The potential of the FGF was highlighted by the news that Vestas has identified the Port of Leith as a possible location for a wind turbine blade manufacturing facility.

“This is an example of how Green Freeport status can be used to boost Scotland’s renewable energy credentials with the potential to create hundreds of quality, green jobs in Scotland, supporting the just transition to net zero,” said FGF.

“The investment incentives will only apply to businesses who commit to and deliver against a set of demanding Investor Principles that will guide all landowners and developers.

“This will include abiding by the Fair Work Charter, which prioritises the rights, wages and working conditions of employees. The principles also require businesses to buy into Forth Green Freeport’s net zero commitments.

“Strong governance is a key thread with a governing board with public and private sector members already established and active and with an independent Chair, Dame Susan Rice DBE.

“It comprises representatives from all consortium partners and includes elected members from all three local authorities and advisers from both the Scottish and UK Governments.

“An invitation has also been extended to the Scottish Trades Union Council (STUC) to have a worker representative on the board.”

Rice added: “Strong governance is at the core of Forth Green Freeport as we focus sharply on ensuring that the Green Freeport operates to the highest standards.
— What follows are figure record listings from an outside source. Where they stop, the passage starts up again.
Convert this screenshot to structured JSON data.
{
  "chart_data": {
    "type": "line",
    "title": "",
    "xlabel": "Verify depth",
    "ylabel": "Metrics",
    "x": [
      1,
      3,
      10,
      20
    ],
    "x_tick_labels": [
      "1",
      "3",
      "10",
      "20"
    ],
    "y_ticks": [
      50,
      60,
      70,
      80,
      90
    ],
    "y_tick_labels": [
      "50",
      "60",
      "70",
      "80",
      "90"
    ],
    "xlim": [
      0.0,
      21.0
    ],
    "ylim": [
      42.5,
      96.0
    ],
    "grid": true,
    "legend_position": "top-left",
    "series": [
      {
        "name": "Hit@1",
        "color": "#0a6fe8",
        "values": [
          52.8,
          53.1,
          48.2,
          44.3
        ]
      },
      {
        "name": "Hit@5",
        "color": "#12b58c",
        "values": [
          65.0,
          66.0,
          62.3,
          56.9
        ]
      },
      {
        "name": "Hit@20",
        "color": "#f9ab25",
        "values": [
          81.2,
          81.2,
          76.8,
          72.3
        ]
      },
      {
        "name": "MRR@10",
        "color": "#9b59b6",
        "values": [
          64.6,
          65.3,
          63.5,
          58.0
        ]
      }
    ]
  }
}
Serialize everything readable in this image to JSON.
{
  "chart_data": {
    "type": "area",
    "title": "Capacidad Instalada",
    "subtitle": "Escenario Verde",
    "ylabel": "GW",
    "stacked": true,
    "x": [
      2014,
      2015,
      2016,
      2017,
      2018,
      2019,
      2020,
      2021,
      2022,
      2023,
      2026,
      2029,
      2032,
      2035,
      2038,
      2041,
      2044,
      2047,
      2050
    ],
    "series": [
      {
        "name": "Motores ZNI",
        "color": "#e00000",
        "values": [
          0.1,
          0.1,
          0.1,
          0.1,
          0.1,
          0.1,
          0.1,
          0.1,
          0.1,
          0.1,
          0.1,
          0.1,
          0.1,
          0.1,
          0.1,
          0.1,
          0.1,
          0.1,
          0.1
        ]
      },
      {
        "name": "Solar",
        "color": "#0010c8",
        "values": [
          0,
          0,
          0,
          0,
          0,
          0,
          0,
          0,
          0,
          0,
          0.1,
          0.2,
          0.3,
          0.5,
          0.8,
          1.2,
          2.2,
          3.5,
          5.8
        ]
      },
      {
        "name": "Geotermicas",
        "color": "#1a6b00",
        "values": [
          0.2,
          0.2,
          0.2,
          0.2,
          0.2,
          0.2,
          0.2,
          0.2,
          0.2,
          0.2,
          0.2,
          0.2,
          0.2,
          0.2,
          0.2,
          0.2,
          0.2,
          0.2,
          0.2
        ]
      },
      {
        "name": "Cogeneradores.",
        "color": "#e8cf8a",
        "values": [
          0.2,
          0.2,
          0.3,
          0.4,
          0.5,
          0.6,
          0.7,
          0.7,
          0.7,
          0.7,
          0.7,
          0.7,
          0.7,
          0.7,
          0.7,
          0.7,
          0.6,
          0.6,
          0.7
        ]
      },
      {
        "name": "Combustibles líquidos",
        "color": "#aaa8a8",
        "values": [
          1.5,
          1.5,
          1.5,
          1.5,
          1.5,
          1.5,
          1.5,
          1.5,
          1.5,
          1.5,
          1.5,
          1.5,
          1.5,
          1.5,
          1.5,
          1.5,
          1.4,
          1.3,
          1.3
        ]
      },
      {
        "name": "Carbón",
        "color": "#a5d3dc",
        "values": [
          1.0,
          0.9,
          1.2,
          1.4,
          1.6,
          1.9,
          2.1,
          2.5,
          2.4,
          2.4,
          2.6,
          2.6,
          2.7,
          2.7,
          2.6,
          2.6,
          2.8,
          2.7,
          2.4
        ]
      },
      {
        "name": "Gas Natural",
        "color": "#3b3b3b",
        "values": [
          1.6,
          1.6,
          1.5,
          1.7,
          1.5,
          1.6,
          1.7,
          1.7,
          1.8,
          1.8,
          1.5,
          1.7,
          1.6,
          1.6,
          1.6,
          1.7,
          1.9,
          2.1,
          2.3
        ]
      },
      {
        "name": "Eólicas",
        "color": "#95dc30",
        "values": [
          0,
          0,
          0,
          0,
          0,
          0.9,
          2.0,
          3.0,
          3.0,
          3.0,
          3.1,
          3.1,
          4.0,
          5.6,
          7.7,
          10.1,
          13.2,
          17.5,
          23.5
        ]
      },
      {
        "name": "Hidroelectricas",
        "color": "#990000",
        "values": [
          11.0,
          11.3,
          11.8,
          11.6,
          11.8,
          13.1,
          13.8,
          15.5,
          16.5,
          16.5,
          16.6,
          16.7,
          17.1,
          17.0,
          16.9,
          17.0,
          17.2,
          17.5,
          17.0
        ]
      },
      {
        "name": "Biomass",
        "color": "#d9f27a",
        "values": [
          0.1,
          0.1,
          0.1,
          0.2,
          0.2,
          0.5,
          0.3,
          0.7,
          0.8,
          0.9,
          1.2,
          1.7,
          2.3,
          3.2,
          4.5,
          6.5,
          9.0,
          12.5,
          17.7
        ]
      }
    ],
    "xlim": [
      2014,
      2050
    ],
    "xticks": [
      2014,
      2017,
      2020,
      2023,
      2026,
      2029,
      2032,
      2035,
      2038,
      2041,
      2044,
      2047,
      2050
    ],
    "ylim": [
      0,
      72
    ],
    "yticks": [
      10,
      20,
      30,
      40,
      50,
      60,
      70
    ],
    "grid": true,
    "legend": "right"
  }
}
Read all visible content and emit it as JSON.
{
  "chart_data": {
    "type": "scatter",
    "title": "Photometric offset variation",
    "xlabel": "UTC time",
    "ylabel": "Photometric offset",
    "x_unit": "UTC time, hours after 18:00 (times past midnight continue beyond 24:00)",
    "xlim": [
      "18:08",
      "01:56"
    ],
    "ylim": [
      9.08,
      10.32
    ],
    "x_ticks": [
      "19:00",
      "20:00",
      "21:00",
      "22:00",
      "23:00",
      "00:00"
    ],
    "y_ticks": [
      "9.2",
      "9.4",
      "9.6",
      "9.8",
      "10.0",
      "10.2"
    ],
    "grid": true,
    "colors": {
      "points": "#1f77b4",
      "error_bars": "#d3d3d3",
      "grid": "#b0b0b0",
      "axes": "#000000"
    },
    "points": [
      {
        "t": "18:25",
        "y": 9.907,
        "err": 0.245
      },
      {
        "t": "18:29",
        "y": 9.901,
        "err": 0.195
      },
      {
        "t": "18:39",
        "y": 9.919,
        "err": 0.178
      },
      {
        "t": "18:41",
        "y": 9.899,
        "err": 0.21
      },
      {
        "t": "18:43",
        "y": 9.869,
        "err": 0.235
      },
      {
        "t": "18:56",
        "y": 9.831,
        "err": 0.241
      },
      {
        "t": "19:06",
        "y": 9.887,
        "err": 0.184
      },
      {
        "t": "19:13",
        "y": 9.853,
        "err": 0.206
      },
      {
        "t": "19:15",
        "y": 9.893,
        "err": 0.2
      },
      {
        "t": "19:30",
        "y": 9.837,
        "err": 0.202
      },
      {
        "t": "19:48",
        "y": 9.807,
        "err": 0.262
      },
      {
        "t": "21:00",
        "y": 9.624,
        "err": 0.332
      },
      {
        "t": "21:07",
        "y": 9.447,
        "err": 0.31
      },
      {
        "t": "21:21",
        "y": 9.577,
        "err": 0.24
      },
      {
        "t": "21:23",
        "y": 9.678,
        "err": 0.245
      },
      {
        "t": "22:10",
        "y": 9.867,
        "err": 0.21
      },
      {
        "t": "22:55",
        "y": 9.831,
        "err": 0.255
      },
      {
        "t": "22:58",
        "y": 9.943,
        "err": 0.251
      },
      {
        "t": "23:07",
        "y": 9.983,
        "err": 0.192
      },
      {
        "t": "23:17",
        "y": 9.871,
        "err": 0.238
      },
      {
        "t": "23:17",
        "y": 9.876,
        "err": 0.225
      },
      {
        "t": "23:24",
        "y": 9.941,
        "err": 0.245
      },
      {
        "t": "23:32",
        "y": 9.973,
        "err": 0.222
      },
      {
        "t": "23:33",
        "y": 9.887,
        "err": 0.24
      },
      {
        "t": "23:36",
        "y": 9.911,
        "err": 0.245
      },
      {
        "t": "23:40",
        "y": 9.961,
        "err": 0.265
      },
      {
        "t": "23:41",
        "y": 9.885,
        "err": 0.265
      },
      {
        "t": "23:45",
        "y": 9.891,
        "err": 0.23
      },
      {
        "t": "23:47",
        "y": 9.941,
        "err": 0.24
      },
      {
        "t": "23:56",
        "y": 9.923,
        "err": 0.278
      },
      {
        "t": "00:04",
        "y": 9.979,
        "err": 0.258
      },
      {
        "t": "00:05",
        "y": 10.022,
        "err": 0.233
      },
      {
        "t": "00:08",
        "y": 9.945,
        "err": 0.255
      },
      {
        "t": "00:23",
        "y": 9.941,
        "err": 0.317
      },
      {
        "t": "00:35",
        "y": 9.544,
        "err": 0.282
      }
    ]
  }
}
“Workers’ rights will be protected, money will be spent wisely and all of the investors we attract to benefit from the incentives that the Green Freeport offers will be as committed as we are to ensuring that the most significant beneficiaries from this long-term initiative are the people from the communities around the Forth Green Freeport.”

Edinburgh Council Leader Cammy Day said: “The Forth Green Freeport is go – making North Edinburgh and the region open for significant investment and good, green, economic growth.

“The whole coastline has huge potential as we develop our city and address the climate emergency and, clearly, the Scottish and UK Governments agree. The news just this week of a global leader in sustainable energy potentially looking to invest in the Port of Leith is also testament to the opportunities Edinburgh has to offer.

“Our extension of Edinburgh’s tram line to Newhaven is already unlocking many areas in the North of the city for long-term investment and regeneration plus, our £1.3 billion green vision for Granton Waterfront is creating a brand new sustainable coastal community, with thousands of net zero homes.

“Through the Edinburgh and South East Scotland City Region Deal we’ve already achieved massive success working collaboratively with our neighbouring councils, with central government and with the private sector. I’m looking forward to similar success with all the partners on the Forth Green Freeport.

“I’ve said all along that fair work and fair opportunities – with employers paying the real Living Wage and real benefits to the community – should be central to the Green Freeport’s plans. Following positive conversations with our partners, I’m pleased this is now confirmed with a Fair Work Charter right at the heart of everyone’s ambitions.

“Around 11,000 direct jobs are expected to be created as a result of the Forth Green Freeport, and we expect around 4,000 of those to be here in Edinburgh, which is major. This is of course long-term but we have the opportunity to not only boost employment opportunities but the skills we need in green industries as we address the climate challenge and work towards net zero as a city and country.”